Todo lo relacionado con la carrera oficial es un tema recurrente, y salta con mucha frecuencia a las páginas, micrófonos y virtualidades informativas de la Semana Santa y sus cosas. En los últimos meses se ha hablado mucho de ampliaciones, modificaciones, pasillos de seguridad, eliminación de sillas, nuevas configuraciones,… Siempre es tiempo para hablar de la carrera oficial.

Hace pocos días ha vuelto a salir a la palestra, como estrella de oriente en vísperas de la Navidad, un hipotético y aún poco estudiado “traslado” del inicio de la carrera oficial. Un asunto del que ya se habló hace una década. Se trataría de sustituir la Campana, Sierpes y Plaza de San Francisco por la Magdalena, Méndez Núñez y Plaza Nueva, para desde aquí, continuar con el habitual recorrido hacia la Catedral, por la Avenida.
La verdad, no lo veo. Por una parte, la Campana es más amplia que la plaza de la Magdalena, que con su fuente central y parterres, dificultaría, la colocación de sillas, a no ser que los ideólogos de “la piel sensible” se cargaran lo que queda del decimonónico encanto de la antigua plaza del Pacífico. Aquí vendría el primer problema: menos sillas, menos espacio y quizá menos seguridad en un entorno urbanístico que no mejora a la Campana.

Méndez Núñez es más regular en su trazado que Sierpes, y más ancha que los tramos angostos de la calle principal de Sevilla, pero a la vez, es más corta. No muchas más sillas cabrían, y la seguridad de cofradías y abonados sería cuestión de estudio. El encanto y la tradición de Sierpes no los tiene esta calle, poco transitada por las cofradías a lo largo de la historia.

El ala norte de la Plaza Nueva podría convertirse en el espacio ansiado por algunos, donde si tendrían cabida un número elevado de asientos. Tantos que podrían llegar hasta las gradas del pedestal de San Fernando. Se ganaría en comodidad y en seguridad, pero esta plaza, abierta y amplia, también tiene arriates, jardines y una configuración urbanística que tendrían que adaptar, necesariamente, para la Semana Santa. Las tribunas de los palcos cambiarían de plaza y fachada del Ayuntamiento. Si ya resulta algo frío este tramo de la carrera oficial, en un lugar más amplio como la Plaza Nueva, quizá resultara desangelado.

Hay quien apunta como ventaja de estos cambios, a que se ganaría la calle Sierpes como vía de retorno de algunas cofradías, pero por otro lado, la calle Tetuán desaparecería como acceso a la carrera oficial.
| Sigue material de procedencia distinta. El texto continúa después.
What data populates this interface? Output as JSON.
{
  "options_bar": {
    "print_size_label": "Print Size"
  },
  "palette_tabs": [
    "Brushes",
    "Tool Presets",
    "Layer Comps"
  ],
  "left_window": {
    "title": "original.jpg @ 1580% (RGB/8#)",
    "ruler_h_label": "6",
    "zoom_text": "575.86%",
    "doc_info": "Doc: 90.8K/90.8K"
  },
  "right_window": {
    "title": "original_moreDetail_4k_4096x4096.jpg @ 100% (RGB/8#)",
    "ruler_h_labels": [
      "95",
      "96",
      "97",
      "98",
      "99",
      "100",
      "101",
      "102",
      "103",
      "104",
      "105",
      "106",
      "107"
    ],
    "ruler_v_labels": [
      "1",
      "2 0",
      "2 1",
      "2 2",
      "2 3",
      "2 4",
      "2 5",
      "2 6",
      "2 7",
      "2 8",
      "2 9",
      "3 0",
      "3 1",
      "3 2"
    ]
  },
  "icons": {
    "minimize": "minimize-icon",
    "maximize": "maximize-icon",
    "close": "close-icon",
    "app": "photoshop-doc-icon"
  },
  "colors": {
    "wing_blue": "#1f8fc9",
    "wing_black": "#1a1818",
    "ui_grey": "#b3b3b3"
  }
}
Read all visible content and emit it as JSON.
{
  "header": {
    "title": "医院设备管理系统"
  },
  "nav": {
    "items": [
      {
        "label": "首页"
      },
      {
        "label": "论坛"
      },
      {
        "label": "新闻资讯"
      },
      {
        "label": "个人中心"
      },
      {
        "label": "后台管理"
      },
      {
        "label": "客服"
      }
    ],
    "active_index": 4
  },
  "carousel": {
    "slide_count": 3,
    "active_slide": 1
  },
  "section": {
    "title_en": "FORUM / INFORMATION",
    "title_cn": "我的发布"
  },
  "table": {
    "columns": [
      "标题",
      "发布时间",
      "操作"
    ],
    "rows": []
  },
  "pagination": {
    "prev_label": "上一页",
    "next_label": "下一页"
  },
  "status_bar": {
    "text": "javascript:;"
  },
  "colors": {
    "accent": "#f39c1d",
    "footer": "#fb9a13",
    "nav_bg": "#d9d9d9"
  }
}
Otra supuesta ventaja es la eliminación para las hermandades que vienen de la Encarnación o Cuna del rodeo de Orfila, Lasso de la Vega y Duque, simplificado por Martín Villa y Campana, para acceder por O’donell a la carrera oficial. No creo que la reducción de tiempo y espacio fueran notorios.

Las hermandades procedentes de Triana y San Pablo si acortarían unos metros sus itinerarios, pero no como para compensar tanto cambio. Cambios que aparentemente no mejoran mucho lo que hay. Quizá un puñado más de sillas y algún que otro palco, pero a las cofradías no les reportaría gran cosa. Lo cierto es que las reglas de las hermandades no hablan de la carrera oficial, y si del “camino más corto”, pero claro, los dineros, la costumbre y la oficialidad de un itinerario común, son garantías de pervivencia. Y quizá de intentos de cambiarla sin solucionar los problemas actuales.